What is important to note about the Ackerman function is it essentially defines the heirachy of additive functions on the integers, A(1,n) is addition , A(2,n) is multiplication, A(3,n) is exponentiation, A(4,n) is tetration and after 5 the functions grow too fast to be applicable to very much.

Another way to look at addition, multiplication, etc is:

Φ0 (x, y ) = y + 1
Φ1 (x, y ) = +(x, y )
Φ2 (x, y ) = ×(x, y )
Φ3 (x, y ) = ↑ (x, y )
Φ4 (x, y ) = ↑↑ (x, y )
           = Φ4 (x, 0) = 1 if y = 0
           = Φ4 (x, y + 1) = Φ3 (x, Φ4 (x, y )) for y > 0

(Uses prefix notation ie +(x,y)=x+y, (x,y)=xy.

Answer 2

IIRC, one interesting property of the Ackermann function is that the maximum stack depth needed to evaluate it (in levels of calls) is the same as the answer to the function. This means that there will be severe limits on the actual calculation that can be done, imposed by the limits of the virtual memory of your hardware. It is not sufficient to have a multi-precision arithmetic package; you rapidly need more bits to store the logarithms of the logarithms of the numbers than there are sub-atomic particles in the universe.
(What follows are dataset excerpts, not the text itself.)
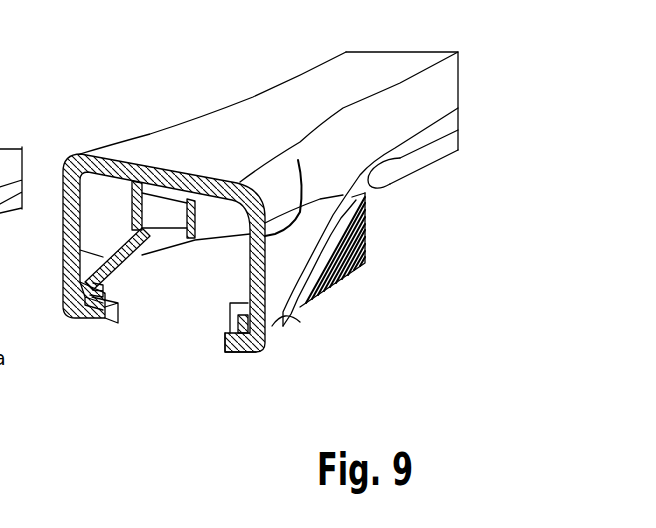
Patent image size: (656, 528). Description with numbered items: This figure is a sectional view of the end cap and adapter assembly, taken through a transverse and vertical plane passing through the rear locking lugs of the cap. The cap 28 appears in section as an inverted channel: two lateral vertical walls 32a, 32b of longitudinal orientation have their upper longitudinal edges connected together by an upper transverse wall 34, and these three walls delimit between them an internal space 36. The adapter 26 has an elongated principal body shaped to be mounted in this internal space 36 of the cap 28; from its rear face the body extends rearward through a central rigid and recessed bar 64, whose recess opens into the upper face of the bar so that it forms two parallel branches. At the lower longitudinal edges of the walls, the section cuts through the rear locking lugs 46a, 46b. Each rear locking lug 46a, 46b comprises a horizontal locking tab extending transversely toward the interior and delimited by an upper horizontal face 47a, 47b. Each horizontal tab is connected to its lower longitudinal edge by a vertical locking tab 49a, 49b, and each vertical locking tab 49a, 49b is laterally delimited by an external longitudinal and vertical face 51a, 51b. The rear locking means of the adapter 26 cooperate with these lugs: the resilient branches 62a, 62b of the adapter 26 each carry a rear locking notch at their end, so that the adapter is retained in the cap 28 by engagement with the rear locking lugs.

The cap 28 is at (368, 45).
The lateral vertical wall 32a is at (298, 160).
The lateral vertical wall 32b is at (62, 237).
The upper transverse wall 34 is at (200, 188).
The internal space 36 is at (164, 253).
The central rigid and recessed bar 64 is at (157, 207).
The external longitudinal and vertical face 51a is at (230, 312).
The external longitudinal and vertical face 51b is at (103, 257).
The resilient branch 62a is at (370, 220).
The resilient branch 62b is at (130, 255).
The adapter 26 is at (322, 303).
The rear locking lug 46a is at (240, 347).
The rear locking lug 46b is at (90, 318).
The upper horizontal face 47a is at (224, 333).
The upper horizontal face 47b is at (120, 290).
The vertical locking tab 49a is at (274, 324).
The vertical locking tab 49b is at (85, 280).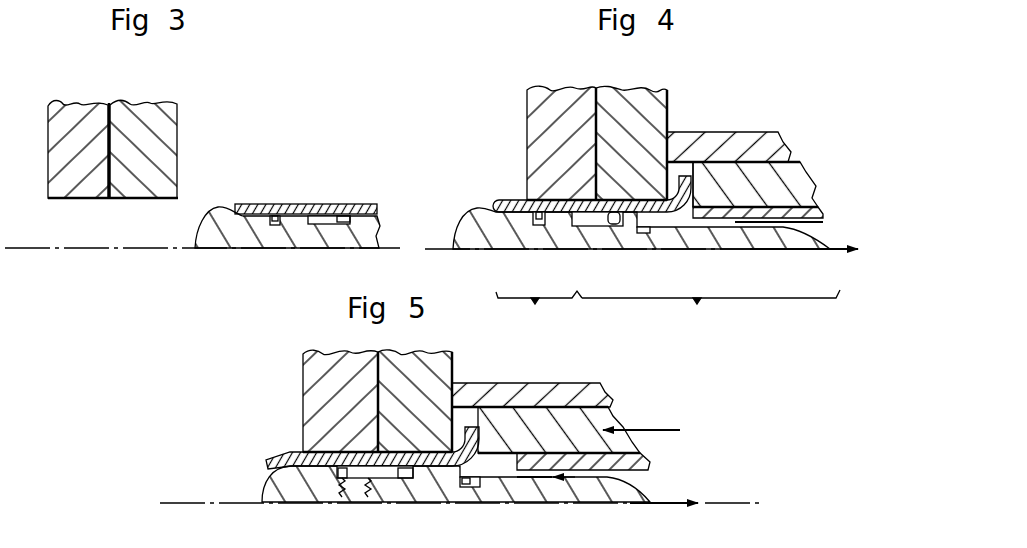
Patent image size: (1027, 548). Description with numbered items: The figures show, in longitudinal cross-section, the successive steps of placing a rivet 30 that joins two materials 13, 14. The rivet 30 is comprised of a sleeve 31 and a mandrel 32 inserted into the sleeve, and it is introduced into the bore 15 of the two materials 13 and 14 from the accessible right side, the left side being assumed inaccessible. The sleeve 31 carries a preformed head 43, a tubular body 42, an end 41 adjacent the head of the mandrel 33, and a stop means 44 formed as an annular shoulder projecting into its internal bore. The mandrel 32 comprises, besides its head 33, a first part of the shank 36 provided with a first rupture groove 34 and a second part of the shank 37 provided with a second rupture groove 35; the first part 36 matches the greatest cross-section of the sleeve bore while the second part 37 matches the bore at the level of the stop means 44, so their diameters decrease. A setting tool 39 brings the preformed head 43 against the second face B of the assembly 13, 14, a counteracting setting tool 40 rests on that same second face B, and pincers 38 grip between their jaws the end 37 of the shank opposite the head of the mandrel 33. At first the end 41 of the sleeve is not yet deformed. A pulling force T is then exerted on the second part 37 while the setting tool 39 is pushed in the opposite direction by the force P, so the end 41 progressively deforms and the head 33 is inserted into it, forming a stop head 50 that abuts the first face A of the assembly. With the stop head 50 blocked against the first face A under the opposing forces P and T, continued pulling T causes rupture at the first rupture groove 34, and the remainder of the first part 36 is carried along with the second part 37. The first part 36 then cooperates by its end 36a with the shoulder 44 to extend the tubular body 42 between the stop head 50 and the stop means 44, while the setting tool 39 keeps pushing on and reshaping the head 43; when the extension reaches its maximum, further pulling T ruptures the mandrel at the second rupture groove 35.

In FIG. 3, the material 13 is at (80, 112).
In FIG. 5, the material 13 is at (333, 368).
In FIG. 3, the material 14 is at (150, 112).
In FIG. 5, the material 14 is at (420, 365).
In FIG. 3, the bore 15 is at (150, 215).
In FIG. 3, the rivet 30 is at (324, 181).
In FIG. 3, the sleeve 31 is at (330, 208).
In FIG. 3, the mandrel 32 is at (203, 235).
In FIG. 4, the mandrel 32 is at (492, 255).
In FIG. 3, the head of the mandrel 33 is at (235, 228).
In FIG. 4, the head of the mandrel 33 is at (483, 212).
In FIG. 5, the head of the mandrel 33 is at (268, 488).
In FIG. 3, the first rupture groove 34 is at (277, 225).
In FIG. 4, the first rupture groove 34 is at (541, 226).
In FIG. 5, the first rupture groove 34 is at (345, 498).
In FIG. 4, the second rupture groove 35 is at (646, 233).
In FIG. 5, the second rupture groove 35 is at (471, 484).
In FIG. 4, the first part of the shank 36 is at (539, 311).
In FIG. 5, the end of the first portion of the mandrel 36a is at (402, 470).
In FIG. 4, the second part of the shank 37 is at (711, 311).
In FIG. 4, the pincers 38 is at (822, 213).
In FIG. 5, the pincers 38 is at (633, 462).
In FIG. 4, the setting tool 39 is at (793, 176).
In FIG. 5, the setting tool 39 is at (608, 416).
In FIG. 4, the counteracting setting tool 40 is at (748, 140).
In FIG. 5, the counteracting setting tool 40 is at (593, 393).
In FIG. 4, the end of the sleeve 41 is at (589, 128).
In FIG. 5, the end of the sleeve 41 is at (350, 471).
In FIG. 4, the tubular body of the sleeve 42 is at (590, 198).
In FIG. 5, the tubular body of the sleeve 42 is at (353, 470).
In FIG. 4, the preformed head 43 is at (682, 160).
In FIG. 4, the stop means 44 is at (612, 224).
In FIG. 5, the stop means 44 is at (412, 480).
In FIG. 5, the stop head 50 is at (256, 482).
In FIG. 3, the first face A is at (48, 152).
In FIG. 4, the first face A is at (527, 125).
In FIG. 5, the first face A is at (303, 395).
In FIG. 3, the second face B is at (178, 155).
In FIG. 4, the second face B is at (667, 112).
In FIG. 5, the second face B is at (452, 380).
In FIG. 4, the pulling force T is at (804, 266).
In FIG. 5, the pulling force T is at (664, 518).
In FIG. 5, the pushing force P is at (649, 434).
Again, IIRC, you can derive relatively simply closed formulae for A(1, N), A(2, N), and A(3, N), along the lines of the following (I seem to remember 3 figuring in the answer, but the details are probably incorrect):

• A(1, N) = 3 + N
• A(2, N) = 3 * N
• A(3, N) = 3 ^ N

The formula for A(4, N) involves some hand-waving and stacking the exponents N-deep. The formula for A(5, N) then involves stacking the formulae for A(4, N)...it gets pretty darn weird and expensive very quickly.
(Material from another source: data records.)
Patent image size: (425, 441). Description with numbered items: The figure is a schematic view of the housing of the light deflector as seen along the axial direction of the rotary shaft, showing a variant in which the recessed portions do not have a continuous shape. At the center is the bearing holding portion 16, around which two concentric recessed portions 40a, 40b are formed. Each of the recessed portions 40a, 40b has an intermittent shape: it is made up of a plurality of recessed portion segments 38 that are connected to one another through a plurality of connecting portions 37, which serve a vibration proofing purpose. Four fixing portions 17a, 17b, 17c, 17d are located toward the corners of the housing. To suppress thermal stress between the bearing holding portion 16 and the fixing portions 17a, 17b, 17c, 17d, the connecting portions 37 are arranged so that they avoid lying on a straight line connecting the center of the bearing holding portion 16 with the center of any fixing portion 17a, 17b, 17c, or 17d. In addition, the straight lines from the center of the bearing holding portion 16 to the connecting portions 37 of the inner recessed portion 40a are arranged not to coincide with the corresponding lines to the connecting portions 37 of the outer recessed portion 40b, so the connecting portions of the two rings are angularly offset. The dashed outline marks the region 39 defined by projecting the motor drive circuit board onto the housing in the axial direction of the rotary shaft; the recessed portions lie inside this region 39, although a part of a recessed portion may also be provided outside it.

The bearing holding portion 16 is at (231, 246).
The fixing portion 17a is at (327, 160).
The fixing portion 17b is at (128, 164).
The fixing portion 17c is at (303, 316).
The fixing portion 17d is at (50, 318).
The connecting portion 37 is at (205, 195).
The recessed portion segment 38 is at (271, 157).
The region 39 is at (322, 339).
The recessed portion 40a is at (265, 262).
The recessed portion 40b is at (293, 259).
As the formulae get more complex, the computation grows completely unmanageable.

---

The Wikipedia article on the Ackermann function includes a section 'Table of Values'. My memory is rusty (but it was 20 years ago I last looked at this in any detail), and it gives the closed formulae:

• A(0, N) = N + 1
• A(1, N) = 2 + (N + 3) - 3
• A(2, N) = 2 * (N + 3) - 3
• A(3, N) = 2 ^ (N + 3) - 3

And A(4, N) = 2 ^ 2 ^ 2 ^ ... - 3 (where that is 2 raised to the power of 2, N + 3 times).

Answer 3

(Feels like a homework question, but I'll answer it anyway...)

Read up some more on the Ackermann function. For exmaple, the WikiPedia article says

"Its value grows rapidly, even for small inputs. For example A(4,2) is an integer of 19,729 decimal digits".

I suspect that your 32-bit (or 64-bit, depending on your architecture) integers are overflowing and you're getting into infinite loops because of those issues. Simple printf-style debugging would show the integer overflows. If you want to actually compute the Ackermann function, you'll need to use an infinite precision bignum library, like GNU MP.

Also, read up on Tail Recursion, and how to optimize it out.

Answer 4

You need to pre-decrement, not post-decrement, or you are just passing the same values of x and y to the function at every point. You may want to also build in some safeties to make sure that you don't have negative parameters as the Ackerman function is not defined if x or y is negative.

int CalculateAckermann(int x, int y)
{
    if (x < 0 || y < 0)
    {
        abort();
    }

    if(x == 0)
    {
        return y+1;
    }
    if(y == 0)
    {
        return CalculateAckermann( x-1,1);
    }
    else
    {
        return CalculateAckermann(x-1, CalculateAckermann(x, y-1));
    }
}